Jugendstil

Der erste Bereich zeigt eine große Anzahl Exponate, die direkt auf der Weltausstellung in Paris erworben wurden. Der damalige Direktor Richard Graul legte mit dem Ankauf von 150 Objekten den Grundstock für die Jugendstilsammlung unseres Hauses und gab gleichzeitig einen Richtungswechsel vor: Die Hinwendung zur angewandten Kunst seiner Zeit. Die Weltausstellung mit ihren 80.000 Ausstellern aus 40 Ländern bot ihm eine „Auswahl moderner Arbeiten, die wirklich charakteristisch für unsere veränderte Empfindung unserer Zeit sind“. Mit einem relativ knappen Budget, aber Sachkenntnis und Kennerblick, gelang Richard Graul eine repräsentative Zusammenstellung von Objekten der innovativsten Künstler und Manufakturen der Zeit.

Das wohl spektakulärste Stück ist der große Brustschmuck von René Lalique, dessen Schmuckkreationen schon auf der Weltausstellung große Menschenmengen anzogen. Es ist ein Meilenstein der Schmuckkunst und zeigt stellvertretend einen Paradigmenwechsel vom materiellen, hin zum künstlerischen Wert.

Ausstellungsansicht: links stehen zwei Personen vor einer orangenen Wand, rechts stehen zwei Personen vor einer Vitrine, im Vordergrund 3 weiße Skultpturen

Art déco

Elegant-abstrahierte Formen, die Freude am phantasievoll-schmückenden Dekor und an leuchtenden Farben sowie edle und kostbare Materialien mit einer mondänen, sinnlichen Wirkung – das sind Merkmale, die dem Art déco zueigen sind. Es widerspiegelt ein nach dem Ersten Weltkrieg neu erwachtes Luxus-Bedürfnis, dem erst der Zweite Weltkrieg weitgehend ein Ende bereitete. Die erst ab 1966 gebräuchliche Bezeichnung „Art déco“ – was nichts anderes als schmückende, dekorative Kunst bedeutet – leitet sich vom Titel der 1925 in Paris veranstalteten Ausstellung „Internationale des Arts Décoratifs“ ab. Diese „kleine Weltausstellung“ verschaffte der neuen Gestaltung außerordentliche Aufmerksamkeit und markierte ihren Durchbruch.

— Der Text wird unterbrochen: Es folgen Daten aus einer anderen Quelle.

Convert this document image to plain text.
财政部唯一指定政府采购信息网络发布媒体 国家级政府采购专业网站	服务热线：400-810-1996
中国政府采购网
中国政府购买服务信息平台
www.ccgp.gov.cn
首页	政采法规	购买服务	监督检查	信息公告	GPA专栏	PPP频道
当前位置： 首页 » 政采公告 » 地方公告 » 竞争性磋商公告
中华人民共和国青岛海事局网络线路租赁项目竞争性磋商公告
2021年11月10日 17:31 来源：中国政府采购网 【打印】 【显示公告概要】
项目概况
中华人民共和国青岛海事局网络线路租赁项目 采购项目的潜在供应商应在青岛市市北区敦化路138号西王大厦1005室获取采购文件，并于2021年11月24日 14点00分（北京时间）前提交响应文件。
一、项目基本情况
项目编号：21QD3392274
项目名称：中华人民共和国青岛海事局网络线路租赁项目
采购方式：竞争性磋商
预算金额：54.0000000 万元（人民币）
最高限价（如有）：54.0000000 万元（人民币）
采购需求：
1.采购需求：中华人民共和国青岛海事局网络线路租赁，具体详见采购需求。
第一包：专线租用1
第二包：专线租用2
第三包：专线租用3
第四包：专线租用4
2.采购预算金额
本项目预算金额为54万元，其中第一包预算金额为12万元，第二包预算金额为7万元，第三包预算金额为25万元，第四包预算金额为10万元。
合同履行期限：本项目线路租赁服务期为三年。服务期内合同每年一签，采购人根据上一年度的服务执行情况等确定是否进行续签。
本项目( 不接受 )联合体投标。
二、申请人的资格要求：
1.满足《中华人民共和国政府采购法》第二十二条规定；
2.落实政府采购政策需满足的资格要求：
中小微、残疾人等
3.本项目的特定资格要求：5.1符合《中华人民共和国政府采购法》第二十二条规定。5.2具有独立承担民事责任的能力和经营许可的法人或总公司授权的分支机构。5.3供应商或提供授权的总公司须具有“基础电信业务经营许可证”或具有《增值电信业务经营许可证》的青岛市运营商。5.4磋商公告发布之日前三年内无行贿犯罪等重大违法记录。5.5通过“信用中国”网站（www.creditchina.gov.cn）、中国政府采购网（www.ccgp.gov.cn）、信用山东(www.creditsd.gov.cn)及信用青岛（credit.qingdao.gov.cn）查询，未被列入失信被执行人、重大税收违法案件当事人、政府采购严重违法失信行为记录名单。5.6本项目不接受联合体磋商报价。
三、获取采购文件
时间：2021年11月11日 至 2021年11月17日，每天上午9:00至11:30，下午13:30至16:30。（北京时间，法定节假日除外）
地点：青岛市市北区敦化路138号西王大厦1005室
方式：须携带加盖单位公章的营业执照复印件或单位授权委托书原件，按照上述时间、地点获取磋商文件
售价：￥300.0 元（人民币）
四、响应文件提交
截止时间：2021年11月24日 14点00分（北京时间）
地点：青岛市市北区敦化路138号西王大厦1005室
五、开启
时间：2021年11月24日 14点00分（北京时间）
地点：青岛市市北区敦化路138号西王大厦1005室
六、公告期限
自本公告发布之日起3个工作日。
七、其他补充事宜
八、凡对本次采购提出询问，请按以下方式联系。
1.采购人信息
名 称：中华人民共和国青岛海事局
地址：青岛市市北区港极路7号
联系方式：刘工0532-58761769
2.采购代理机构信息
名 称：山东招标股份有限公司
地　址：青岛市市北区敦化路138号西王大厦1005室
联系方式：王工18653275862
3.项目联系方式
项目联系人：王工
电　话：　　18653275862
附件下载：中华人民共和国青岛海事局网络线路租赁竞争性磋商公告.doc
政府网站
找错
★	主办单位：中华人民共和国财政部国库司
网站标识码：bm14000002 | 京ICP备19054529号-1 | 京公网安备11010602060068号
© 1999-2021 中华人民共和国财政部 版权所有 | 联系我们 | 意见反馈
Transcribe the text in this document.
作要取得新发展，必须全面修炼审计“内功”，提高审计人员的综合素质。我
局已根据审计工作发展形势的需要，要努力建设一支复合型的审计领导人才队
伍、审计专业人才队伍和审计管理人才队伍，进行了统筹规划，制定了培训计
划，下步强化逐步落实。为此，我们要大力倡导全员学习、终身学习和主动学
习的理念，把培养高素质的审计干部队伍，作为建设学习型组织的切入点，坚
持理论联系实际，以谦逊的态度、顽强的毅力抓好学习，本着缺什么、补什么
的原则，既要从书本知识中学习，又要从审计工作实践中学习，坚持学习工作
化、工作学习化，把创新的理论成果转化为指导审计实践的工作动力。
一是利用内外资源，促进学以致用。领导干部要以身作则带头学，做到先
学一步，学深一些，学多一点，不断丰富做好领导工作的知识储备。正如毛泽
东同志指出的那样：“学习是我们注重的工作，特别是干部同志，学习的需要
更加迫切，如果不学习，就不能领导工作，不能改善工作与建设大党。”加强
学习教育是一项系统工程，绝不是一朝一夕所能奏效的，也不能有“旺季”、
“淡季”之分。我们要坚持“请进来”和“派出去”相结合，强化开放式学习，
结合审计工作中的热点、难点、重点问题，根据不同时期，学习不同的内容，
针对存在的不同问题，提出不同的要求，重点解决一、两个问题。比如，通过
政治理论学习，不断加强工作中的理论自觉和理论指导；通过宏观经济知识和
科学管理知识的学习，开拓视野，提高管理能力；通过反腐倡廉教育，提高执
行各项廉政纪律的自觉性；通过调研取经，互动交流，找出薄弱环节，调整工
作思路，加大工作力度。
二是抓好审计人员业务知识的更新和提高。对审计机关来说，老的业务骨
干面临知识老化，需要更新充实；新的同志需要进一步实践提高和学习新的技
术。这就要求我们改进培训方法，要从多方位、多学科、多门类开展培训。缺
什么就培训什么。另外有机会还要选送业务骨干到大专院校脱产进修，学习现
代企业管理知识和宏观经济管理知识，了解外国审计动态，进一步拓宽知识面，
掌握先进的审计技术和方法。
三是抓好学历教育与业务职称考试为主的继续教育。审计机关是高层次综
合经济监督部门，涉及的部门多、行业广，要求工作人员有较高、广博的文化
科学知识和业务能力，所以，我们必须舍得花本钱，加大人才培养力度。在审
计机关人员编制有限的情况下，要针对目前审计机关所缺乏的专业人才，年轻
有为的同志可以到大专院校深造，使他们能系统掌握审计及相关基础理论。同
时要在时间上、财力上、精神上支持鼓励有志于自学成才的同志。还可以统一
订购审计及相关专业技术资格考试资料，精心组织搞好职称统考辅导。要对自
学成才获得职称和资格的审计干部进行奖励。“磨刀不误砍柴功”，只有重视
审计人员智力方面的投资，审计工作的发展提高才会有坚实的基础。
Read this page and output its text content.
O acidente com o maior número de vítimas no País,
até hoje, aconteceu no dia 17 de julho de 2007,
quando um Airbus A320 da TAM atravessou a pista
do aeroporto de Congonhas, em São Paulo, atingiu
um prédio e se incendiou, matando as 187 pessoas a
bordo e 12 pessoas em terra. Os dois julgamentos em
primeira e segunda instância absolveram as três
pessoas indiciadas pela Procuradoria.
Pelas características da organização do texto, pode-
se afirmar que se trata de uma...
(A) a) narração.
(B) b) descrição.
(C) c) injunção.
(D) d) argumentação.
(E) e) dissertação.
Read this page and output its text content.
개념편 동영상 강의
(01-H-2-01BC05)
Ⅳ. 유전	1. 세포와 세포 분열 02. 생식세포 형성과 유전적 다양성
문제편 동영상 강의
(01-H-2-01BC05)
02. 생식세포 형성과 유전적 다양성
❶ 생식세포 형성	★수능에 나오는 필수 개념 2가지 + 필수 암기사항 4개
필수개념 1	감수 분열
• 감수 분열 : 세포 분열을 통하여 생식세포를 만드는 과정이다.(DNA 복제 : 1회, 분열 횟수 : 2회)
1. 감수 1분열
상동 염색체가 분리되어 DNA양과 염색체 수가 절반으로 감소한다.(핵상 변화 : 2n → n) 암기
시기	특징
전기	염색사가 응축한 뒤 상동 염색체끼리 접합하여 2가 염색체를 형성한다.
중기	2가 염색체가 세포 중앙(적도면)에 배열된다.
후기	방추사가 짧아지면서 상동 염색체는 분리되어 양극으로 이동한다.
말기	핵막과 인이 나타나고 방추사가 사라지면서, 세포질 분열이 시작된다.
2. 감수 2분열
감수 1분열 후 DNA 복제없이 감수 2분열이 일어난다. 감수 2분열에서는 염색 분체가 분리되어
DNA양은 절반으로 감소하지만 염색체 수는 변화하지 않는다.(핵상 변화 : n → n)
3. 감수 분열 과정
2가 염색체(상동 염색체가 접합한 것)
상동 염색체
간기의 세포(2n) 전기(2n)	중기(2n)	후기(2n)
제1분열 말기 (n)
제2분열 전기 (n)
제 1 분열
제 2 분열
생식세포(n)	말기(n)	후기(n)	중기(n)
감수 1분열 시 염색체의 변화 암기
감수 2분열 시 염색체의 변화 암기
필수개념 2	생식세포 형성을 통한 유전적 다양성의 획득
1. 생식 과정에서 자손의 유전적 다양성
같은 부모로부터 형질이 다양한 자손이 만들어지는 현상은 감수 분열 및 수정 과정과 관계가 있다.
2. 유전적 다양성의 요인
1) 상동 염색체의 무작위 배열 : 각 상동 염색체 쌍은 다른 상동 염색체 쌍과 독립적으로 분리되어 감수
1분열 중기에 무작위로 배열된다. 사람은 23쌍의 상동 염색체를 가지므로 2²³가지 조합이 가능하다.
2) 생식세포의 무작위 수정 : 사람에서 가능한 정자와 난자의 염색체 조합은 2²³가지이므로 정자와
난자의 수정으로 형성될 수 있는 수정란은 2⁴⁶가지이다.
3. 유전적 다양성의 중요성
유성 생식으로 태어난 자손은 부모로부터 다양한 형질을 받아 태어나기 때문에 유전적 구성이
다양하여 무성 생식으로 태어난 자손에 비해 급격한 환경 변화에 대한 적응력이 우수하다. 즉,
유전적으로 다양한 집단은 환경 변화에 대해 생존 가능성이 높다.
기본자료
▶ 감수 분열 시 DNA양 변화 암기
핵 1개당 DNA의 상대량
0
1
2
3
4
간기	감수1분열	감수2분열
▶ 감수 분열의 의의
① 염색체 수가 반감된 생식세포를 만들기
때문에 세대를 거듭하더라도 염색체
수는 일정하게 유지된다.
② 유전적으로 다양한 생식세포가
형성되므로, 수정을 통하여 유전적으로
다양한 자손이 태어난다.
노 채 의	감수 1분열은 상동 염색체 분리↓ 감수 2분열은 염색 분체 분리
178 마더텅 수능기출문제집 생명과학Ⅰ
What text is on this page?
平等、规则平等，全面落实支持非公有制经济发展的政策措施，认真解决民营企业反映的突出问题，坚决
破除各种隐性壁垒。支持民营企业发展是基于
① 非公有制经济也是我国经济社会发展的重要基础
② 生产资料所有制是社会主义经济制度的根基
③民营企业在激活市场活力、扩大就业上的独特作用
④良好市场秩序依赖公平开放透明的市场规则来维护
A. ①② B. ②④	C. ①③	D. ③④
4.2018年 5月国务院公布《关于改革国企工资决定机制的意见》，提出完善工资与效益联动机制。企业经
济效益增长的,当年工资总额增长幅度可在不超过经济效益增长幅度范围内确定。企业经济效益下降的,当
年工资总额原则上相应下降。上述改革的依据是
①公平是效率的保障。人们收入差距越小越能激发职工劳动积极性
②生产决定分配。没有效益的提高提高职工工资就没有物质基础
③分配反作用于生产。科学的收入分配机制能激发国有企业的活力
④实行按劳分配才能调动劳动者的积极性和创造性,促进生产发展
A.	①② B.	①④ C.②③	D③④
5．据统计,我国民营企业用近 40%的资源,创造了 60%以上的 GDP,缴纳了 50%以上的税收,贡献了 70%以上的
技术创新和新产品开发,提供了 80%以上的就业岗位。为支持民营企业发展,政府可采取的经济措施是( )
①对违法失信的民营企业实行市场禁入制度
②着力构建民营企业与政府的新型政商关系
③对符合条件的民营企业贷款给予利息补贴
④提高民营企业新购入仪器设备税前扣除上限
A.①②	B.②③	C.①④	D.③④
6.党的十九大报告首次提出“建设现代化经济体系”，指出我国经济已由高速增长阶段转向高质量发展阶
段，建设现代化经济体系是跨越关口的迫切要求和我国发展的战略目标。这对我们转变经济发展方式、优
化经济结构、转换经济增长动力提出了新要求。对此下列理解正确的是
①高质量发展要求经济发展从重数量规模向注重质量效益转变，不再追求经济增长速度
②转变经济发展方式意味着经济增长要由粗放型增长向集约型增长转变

schwarz-weiß Fotografie des Museumsgebäude von der (heutigen) Prager Straße; links-mittig der große zweifache Schriftzug Kunstgewerbe

Historische Grassimessen

Eine beachtliche Anzahl von Exponaten kamen durch die Grassimessen in die Sammlung. Von Richard Graul erstmals 1920 ins Leben gerufen, waren die Verkaufsmessen ab diesem Zeitpunkt das eindeutige Bekenntnis zur zeitgenössischen Gestaltung. Zweimal im Jahr, parallel zur großen Mustermesse in Leipzig, präsentierten sich namhafte, internationale Kunsthandwerker und Kunsthanderker sowie Unternehmen und kleinere Manufakturen in den Räumen des Museums, das sich so bald zum „Treffpunkt der Moderne“ etablierten sollte.

Heute stellt sich ein vielfältiges Bild dar, zusammengestellt aus unterschiedlichsten Objektarten und Materialien. Es spiegelt auf einzigartige Weise die Gleichzeitigkeit zahlreicher Strömungen sowohl hinsichtlich der internationalen Entstehungsorte als auch der stilistischen Prägung.

Historische Grassimesse

Vereinigte Lausitzer Glaswerke

Einen Eindruck von Anspruch und Erscheinungsbild der Grassimessen der 1930er Jahre bietet eine Adaption des historischen Messestands der Vereinigten Lausitzer Glaswerke Weißwasser (VLG) in Gestalt eines gläsernen Kubus. Beinahe an selber Stelle wurde dieser Stand der VLG über mehrere Jahre genutzt und daher aufwändig konzipiert. Die innovativen Glasserien des damaligen Chefdesigners der VLG, Wilhelm Wagenfeld, sollten wirkungsvoll und neuartig präsentiert werden. Daher wurde Lilli Reich, eine äußerst erfolgreiche Innenraumgestalterin, mit dem Entwurf für das Standmobiliar beauftragt. Noch heute beeindruckt die Modernität der eleganten, etageren-artigen Präsentationsflächen und die puristischen Tischkonstruktionen, die eine ästhetische Einheit mit den Exponaten bilden. Diese wiederum sind Zeugnis einer Neuausrichtung, für die Wilhelm Wagenfeld verantwortlich war. Er gab dem Gebrauchsglas der VLG eine innovative Richtung mit strengen Formen und ohne Dekor.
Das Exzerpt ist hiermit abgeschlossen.